Comptez en moyenne 150-280 €/jour par personne (hors vol), soit un budget élevé (€€€). À ajuster selon la saison et le style de voyage.
Faut-il un visa pour se rendre aux Galápagos (voyageur français) ?
Formalités : aucun visa nécessaire (séjour touristique de moins de 90 jours). La monnaie locale est le dollar américain (USD) et la langue principale est l'espagnol. Vérifiez toujours les conditions à jour avant le départ.
Combien de temps de vol depuis Paris ?
Pour rejoindre Galápagos depuis Paris, comptez ~18h (escale en Europe ou aux États-Unis, puis vol depuis Quito ou Guayaquil vers Baltra).
Combien coûte l'entrée du parc national ?
Depuis août 2024, le droit d'entrée s'élève à 200 dollars par adulte étranger et 100 dollars pour un enfant de moins de 12 ans, à régler en liquide à l'arrivée. S'y ajoute une carte de transit de 20 dollars achetée à l'aéroport de départ, à Quito ou Guayaquil, et à conserver jusqu'au retour.

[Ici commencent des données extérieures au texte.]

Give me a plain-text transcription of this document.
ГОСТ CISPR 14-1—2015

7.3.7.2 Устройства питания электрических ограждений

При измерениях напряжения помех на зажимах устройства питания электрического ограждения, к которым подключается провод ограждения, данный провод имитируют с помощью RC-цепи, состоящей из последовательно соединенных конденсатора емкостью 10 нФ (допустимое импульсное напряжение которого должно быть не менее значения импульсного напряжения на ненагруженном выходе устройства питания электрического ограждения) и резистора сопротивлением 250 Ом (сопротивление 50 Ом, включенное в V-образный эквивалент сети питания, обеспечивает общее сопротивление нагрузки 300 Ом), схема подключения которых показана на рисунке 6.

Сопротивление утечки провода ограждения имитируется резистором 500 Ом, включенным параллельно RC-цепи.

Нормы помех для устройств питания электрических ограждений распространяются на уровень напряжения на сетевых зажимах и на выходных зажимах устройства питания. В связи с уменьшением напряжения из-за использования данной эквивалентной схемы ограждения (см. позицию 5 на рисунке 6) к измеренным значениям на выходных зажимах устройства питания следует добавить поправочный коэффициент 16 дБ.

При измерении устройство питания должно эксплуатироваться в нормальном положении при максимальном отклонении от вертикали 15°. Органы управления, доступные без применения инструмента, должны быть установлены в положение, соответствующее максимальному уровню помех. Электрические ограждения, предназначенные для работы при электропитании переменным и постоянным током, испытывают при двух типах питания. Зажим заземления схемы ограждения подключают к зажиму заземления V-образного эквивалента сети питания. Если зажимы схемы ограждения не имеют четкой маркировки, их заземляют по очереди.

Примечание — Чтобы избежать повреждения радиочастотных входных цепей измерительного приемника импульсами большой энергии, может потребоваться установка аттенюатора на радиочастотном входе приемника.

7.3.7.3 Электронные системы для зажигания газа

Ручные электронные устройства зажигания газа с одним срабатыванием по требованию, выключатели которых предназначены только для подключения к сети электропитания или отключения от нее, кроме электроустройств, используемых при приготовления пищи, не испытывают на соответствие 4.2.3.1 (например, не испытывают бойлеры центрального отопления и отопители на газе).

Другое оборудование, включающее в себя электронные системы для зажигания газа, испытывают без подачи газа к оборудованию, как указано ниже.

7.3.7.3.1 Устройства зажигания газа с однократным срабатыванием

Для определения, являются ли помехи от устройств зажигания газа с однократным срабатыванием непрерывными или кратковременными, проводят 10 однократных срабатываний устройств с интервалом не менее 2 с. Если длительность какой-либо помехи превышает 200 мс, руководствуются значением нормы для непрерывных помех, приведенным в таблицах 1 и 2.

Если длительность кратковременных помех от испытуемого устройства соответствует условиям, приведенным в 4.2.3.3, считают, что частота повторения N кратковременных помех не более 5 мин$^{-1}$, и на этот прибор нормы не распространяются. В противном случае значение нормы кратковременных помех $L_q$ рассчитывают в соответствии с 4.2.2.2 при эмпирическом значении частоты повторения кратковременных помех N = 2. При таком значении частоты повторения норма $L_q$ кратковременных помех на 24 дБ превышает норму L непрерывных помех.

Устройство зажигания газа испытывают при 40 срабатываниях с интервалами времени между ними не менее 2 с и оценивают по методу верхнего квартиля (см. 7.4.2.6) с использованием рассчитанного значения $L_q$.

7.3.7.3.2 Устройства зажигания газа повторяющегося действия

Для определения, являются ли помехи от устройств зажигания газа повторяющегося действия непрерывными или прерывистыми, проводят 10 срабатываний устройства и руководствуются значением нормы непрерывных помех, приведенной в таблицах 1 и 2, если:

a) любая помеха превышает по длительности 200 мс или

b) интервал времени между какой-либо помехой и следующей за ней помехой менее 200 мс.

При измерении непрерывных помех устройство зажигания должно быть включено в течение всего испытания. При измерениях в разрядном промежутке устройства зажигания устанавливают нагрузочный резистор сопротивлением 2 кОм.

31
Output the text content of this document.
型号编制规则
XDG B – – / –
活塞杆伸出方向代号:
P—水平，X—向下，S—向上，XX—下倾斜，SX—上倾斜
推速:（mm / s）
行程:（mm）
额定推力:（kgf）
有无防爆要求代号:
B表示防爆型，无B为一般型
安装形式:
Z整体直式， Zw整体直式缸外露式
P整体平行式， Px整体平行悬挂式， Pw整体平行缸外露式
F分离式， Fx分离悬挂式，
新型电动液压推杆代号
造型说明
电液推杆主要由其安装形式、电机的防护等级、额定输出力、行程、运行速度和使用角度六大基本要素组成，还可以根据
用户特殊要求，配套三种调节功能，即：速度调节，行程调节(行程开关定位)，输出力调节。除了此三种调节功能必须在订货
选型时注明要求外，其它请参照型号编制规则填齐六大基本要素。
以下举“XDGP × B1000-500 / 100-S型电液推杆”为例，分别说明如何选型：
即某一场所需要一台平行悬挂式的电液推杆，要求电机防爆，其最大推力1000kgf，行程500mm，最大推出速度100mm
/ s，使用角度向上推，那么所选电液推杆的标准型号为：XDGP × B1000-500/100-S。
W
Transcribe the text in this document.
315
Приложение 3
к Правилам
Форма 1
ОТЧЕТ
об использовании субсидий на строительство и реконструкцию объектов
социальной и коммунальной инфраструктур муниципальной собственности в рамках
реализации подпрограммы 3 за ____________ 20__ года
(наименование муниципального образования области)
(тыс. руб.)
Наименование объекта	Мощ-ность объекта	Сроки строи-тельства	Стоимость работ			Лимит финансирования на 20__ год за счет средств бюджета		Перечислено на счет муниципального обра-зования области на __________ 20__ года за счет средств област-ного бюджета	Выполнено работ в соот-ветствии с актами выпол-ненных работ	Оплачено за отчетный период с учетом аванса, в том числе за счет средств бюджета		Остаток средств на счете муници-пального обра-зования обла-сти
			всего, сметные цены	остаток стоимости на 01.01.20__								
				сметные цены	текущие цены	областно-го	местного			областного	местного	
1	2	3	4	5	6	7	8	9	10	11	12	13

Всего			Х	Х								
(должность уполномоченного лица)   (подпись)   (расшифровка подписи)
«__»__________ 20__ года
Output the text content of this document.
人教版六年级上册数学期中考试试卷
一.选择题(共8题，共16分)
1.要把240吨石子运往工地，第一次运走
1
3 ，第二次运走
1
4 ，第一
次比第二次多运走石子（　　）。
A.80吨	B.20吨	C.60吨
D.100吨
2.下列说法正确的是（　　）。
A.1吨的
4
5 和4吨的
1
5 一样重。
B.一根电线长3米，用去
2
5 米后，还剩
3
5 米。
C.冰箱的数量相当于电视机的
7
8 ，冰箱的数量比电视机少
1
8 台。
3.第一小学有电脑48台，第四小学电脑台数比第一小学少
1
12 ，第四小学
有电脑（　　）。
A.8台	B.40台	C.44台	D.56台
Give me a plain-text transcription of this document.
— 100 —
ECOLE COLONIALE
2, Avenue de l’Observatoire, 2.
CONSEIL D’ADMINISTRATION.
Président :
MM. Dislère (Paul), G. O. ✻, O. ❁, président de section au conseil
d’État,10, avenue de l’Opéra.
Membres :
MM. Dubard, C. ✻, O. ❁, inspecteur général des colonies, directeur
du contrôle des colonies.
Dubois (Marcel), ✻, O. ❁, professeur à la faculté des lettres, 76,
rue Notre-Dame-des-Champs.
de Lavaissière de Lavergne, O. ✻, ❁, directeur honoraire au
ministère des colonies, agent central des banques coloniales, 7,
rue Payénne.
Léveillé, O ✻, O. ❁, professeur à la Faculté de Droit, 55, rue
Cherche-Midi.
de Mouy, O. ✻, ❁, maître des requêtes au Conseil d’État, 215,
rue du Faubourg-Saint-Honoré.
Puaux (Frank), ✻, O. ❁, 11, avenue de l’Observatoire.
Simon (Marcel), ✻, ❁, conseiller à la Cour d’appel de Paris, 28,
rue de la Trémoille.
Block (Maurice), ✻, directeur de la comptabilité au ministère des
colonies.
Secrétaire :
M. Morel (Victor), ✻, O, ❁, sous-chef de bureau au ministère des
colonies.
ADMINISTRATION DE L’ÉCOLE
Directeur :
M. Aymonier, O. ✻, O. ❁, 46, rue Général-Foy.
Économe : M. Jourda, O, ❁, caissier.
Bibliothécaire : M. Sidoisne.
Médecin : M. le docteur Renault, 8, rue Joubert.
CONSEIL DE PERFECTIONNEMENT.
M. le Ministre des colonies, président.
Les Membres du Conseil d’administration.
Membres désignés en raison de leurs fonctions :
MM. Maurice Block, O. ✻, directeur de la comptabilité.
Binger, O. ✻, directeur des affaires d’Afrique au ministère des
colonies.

Croisière ou séjour à terre ?
La croisière atteint les îles éloignées, Genovesa, Fernandina, Española, et livre les sites au petit matin sans personne. Le séjour à terre coûte deux à trois fois moins cher, laisse choisir ses journées et donne accès à des sites gratuits. Beaucoup combinent les deux, avec une croisière de quatre ou cinq nuits au milieu d'une semaine à terre.
Quelle est la meilleure période ?
De janvier à mars, mer calme et eau à 25°C, ciel changeant et averses courtes, la saison la plus agréable pour nager. De juin à août, l'eau descend à 20°C et la mer se forme, mais les courants froids attirent les requins-marteaux et les baleines. Les albatros d'Española sont présents d'avril à décembre.
Un guide est-il obligatoire ?
Oui sur les sites protégés du parc, soit la grande majorité des débarquements et toutes les îles inhabitées, avec un guide naturaliste agréé et des groupes plafonnés à seize personnes. Restent libres la baie de Tortuga, la station Charles Darwin, la Concha de Perla, la Lobería et les plages des bourgs.
Combien coûte une semaine sur place ?
Comptez 1 100 à 1 600 € par personne pour huit jours à terre, hors vol depuis l'Europe : vol continental, droits de parc, hébergement simple, deux ou trois sorties bateau et les traversées en lancha. Une croisière de cinq nuits sur un bateau de seize passagers ajoute 1 500 à 3 500 € selon la catégorie.